The concussion of two bodies produces an irregular periodic vibration of the air, generally starting with a maximum displacement and more or less rapidly and irregularly decreasing; see the figures in Hermann, Handbuch der Physiologie, III (2). To such a given vibration, there corresponds a percept having several characteristics, among which there are those called quality and intensity. When the two bodies meet in concussion with a different energy a vibration of an analogous kind is produced, but there is no proof that the amplitudes of each of the phases of displacement is correspondingly increased without other change. Even if this were so, yet we have no guarantee that the percept of the noise has not changed in quality as well as intensity. Moreover, for tones the intensity of the percept is a complicated function of the amplitude and the pitch. Even for a single simple tone the psychological intensity varies in the same sense as the amplitude, but is in no wise directly proportional to it, the relation being much more ​complicated. This uncertainty as to what actually happens showed itself clearly when the energy of the colliding bodies was varied by using balls of different weights; as Dr. Angell says (p. 14), this method produces a change in quality as well as in intensity. It is at least possible that a variation of the energy by varying the height of fall also produces a change in quality. We can, to a certain degree, abstract from a consideration of anything but the intensity, but even an unconscious difference can influence the decision. Taking these facts into consideration, the amount of variation from the double of the stimulus corresponding to a double sensation is really less than would be expected. The great care exercised in this case has reduced the variation in general to less than 20%. Finally, it is no objection to the method of multiple stimuli that we have to learn to estimate intensities; the same is true of all estimations of length, time, etc.

The latter half of the dissertation is devoted to a proof of the applicability of the method of successive gradations to intensities of noise and to determining whether the estimated middle intensity follows any law.

The variation of the middle stimulus can be regular or irregular. If regular, the successive steps by which it is varied can be different in direction, in size, in number, and in the point of starting.
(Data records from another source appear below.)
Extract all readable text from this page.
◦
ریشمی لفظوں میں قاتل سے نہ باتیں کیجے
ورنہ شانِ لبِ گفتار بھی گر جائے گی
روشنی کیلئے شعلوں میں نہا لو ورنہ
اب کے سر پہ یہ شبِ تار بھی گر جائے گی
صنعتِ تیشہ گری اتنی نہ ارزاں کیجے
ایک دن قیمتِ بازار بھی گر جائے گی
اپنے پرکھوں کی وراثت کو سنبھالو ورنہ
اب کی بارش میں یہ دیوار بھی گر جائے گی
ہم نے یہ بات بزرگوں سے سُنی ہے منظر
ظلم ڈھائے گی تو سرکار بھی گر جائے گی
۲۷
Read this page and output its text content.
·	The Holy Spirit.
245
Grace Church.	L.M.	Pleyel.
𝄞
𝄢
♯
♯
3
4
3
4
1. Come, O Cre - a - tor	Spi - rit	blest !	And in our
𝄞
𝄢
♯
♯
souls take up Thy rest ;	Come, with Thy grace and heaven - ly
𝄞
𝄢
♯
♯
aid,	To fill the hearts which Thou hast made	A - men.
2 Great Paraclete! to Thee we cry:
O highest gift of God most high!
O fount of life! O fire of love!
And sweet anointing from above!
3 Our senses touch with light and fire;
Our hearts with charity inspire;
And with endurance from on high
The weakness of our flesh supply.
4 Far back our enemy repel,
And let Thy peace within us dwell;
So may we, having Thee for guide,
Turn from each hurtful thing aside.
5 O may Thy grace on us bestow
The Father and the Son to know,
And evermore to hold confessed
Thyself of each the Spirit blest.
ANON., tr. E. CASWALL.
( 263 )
The influence of the difference in size is shown in tables IV, V, and VI. To eliminate the influence of the point of starting this was varied as much as possible. The influence of these matters is so great that Dr. Angell remarks: "I am of the opinion that in all our experiments the factors of expectation and habit are within quite distant limits much more influential in the estimates than the intensity of the varied stimulus itself" (p. 36). Recourse was had to irregular variations of the middle stimulus in the manner employed by Lorenz. Various intensities between the two extremes were judged as above (o), at (m), or below (u) the middle; then o' and u' were taken thus: o' = o + m/2 and u' = u + m/2. This is, in fact, the only satisfactory form of the method of successive gradations as applied to successive stimuli. The results are excellently shown in the accompanying plate. The confirmation of Weber's law which here occurs is one of the most important contributions on that subject.